This fallacy, also called argument to the point of disgust, happens when a person thinks simply repeating a statement (whether fact or fiction) makes it true.
This one is easy to spot, but apparently not so easy to stop. Creationists will say things like, “Evolution is only a theory” over and over. Anyone educated enough understands that the word theory has different implications in science when compared to its everyday use. However, someone dependent on argumentum ad nauseam won’t stop once this is conveyed. In fact, that person may simply keep repeating his argument over your argument. It can be annoying and very frustrating.
A person may also use this fallacy when she is trying to hide from the truth of something or keep from admitting a mistake. For example, let’s say Billy’s mother (let’s call her Jane) finds out that Billy, who’s about fourteen, is doing illegal drugs. She may not want to admit that her sweet boy is doing anything along those lines. Jane may keep telling herself that Billy’s drug use is not possible; he could never do that, etc. This isn’t a fallacy like we see in a debate. This is more of a personal application. However, just like in a debate, no matter how many times Jane repeats it to herself, that repetition doesn’t change the facts of the situation.
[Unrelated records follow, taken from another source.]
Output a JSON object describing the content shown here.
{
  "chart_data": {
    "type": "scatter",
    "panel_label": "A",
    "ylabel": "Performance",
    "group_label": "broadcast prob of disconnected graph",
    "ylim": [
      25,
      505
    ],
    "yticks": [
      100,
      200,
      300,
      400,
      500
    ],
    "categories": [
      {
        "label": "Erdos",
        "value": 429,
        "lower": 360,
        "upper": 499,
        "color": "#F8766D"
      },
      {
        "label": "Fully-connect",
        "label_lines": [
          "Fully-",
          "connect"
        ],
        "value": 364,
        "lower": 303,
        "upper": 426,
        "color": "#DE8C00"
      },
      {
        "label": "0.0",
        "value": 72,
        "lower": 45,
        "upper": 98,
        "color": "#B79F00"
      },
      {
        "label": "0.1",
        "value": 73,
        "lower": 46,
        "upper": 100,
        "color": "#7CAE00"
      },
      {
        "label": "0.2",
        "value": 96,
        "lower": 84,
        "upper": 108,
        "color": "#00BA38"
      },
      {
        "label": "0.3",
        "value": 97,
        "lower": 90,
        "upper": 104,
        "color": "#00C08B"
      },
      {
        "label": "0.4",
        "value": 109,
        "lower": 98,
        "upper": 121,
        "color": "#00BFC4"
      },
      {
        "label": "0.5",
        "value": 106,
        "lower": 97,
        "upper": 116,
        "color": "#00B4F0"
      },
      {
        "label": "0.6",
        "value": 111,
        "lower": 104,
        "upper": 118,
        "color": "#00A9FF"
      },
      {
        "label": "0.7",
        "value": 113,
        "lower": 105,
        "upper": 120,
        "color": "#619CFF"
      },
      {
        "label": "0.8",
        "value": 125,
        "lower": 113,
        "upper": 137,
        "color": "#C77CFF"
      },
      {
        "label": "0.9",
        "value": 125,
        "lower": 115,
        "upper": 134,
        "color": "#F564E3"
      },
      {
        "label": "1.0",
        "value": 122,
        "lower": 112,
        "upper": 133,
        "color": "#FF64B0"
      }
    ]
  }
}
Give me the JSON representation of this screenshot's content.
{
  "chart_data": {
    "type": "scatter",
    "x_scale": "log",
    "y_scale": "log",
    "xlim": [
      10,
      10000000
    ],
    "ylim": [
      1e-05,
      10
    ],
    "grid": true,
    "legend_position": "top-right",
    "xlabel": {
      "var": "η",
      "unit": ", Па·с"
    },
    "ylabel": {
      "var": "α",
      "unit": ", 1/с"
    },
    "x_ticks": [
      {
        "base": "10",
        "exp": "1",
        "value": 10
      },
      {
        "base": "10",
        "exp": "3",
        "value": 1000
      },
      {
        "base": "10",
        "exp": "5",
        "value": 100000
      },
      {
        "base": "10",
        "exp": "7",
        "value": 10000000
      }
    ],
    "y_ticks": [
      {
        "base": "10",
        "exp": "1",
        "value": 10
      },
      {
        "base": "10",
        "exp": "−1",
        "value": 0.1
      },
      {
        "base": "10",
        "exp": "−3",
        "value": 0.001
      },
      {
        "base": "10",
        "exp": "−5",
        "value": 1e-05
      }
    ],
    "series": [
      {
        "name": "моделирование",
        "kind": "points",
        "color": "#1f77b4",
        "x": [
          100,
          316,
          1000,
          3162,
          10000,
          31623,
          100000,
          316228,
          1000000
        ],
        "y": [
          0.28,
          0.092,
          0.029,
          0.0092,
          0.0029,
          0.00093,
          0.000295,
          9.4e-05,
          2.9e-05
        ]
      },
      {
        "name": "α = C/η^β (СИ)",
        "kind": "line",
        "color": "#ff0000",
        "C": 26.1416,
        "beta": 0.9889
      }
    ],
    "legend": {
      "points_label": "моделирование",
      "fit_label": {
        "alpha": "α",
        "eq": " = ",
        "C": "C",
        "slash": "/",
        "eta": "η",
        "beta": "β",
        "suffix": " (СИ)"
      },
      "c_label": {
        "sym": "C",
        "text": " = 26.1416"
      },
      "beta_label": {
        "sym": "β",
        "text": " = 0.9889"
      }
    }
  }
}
Repeating like this is usually easy to detect, but you’d be surprised how many people fall for it. Politicians and news pundits have a bad habit of repeating a statement or catch phrase over and over again without adding any substance to it. It can seep into peoples’ brains and convince them that a fact is fiction. Humans like repetition. It’s safe and gives us a secure feeling. It seems simple, but that may be why this fallacy works so often.